- Theatrical release poster
- Directed by: Naveen Dwarakanath
- Written by: Naveen Dwarakanath
- Produced by: Naveen Rao
- Starring: Pruthvi Ambaar Milana Nagaraj P. Ravishankar
- Cinematography: Abhilash Kalatthi Abhishek Kasaragod
- Edited by: Manu Shedgar
- Music by: Songs: R. K. Harish Score: Nakul Abhyankar
- Production company: Nischal Films
- Distributed by: Deepak Gangadhar Films
- Release date: 23 February 2024;
- Country: India
- Language: Kannada

= For Regn =

For Regn (For Registration) is a 2024 Indian Kannada-language romantic drama film written and directed by Naveen Dwarakanath, in his debut and produced by Naveen Rao. The film features Pruthvi Ambaar and Milana Nagaraj in the lead roles. The film's score is by Nakul Abhyankar and soundtrack is composed by R. K. Harish. To enhance the visual experience, the film's team used Mocobot camera to shoot few scenes and an underwater shot song choreographed by Imran Sardhariya.

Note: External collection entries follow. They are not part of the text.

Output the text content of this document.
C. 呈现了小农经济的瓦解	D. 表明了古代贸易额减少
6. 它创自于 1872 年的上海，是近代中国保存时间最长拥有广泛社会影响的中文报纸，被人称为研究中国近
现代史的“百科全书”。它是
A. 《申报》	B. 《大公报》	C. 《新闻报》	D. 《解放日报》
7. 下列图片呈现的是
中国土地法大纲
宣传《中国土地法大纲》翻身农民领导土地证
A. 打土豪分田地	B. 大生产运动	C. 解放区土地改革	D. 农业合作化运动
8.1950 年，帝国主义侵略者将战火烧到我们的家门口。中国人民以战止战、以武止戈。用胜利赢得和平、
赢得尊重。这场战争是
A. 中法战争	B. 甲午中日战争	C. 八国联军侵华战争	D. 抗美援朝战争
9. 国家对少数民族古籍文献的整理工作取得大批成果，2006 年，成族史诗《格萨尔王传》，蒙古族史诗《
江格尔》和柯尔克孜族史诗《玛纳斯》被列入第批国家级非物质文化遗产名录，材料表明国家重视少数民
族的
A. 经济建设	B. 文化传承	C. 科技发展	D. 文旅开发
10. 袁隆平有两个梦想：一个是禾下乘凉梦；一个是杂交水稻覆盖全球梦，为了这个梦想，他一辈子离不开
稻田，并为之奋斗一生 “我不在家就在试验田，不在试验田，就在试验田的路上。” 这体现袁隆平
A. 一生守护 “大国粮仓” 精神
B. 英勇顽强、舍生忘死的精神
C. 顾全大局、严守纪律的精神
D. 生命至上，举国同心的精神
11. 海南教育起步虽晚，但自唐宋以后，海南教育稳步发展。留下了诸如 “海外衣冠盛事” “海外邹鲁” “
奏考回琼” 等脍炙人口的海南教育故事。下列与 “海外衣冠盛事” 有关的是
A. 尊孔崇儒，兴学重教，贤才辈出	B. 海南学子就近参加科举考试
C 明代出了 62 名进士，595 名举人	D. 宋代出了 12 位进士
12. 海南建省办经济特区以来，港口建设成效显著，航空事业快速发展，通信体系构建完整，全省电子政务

The film was released on 23 February 2024 to mixed reviews and underperformed at the box-office.

== Premise==
The story is about Akshay and Anvita who are secretly married and live a double life and later face many challenges which causes rift in their marriage.

== Soundtrack ==

R. K. Harish has composed the film's soundtrack while Nakul Abhyankar has provided the background score.

Track listing
| No. | Title | Artist(s) | Length |
|---|---|---|---|
| 1. | "Kaddu Kaddu" | Nakul Abhyankar | 4:41 |
| 2. | "Lovegal Sumadhura" | Airaa Udupi, Deepak Doddera | 3:38 |
| 3. | "Onde Ondu Saari" | Airaa Udupi | 3:55 |

== Release and reception ==
The film was released across Karnataka on 23 February 2024.

The film opened to mixed reviews from critics and audience. Sridevi S of The Times of India rated the film 3 out of 5 and wrote "For Regn is a rom-com family drama that can be enjoyed with friends and family", praising the cinematography and editing while criticizing the story and writing. Pranitha A. S of Deccan Herald rated the film 2/5 and criticized the movie as "Pointless film with a TV serial vibe. With incessant fights between the couple, lots of melodrama, lousy comedy, cliched dialogues and constant efforts of a cousin to break them up, the film feels more like a TV serial".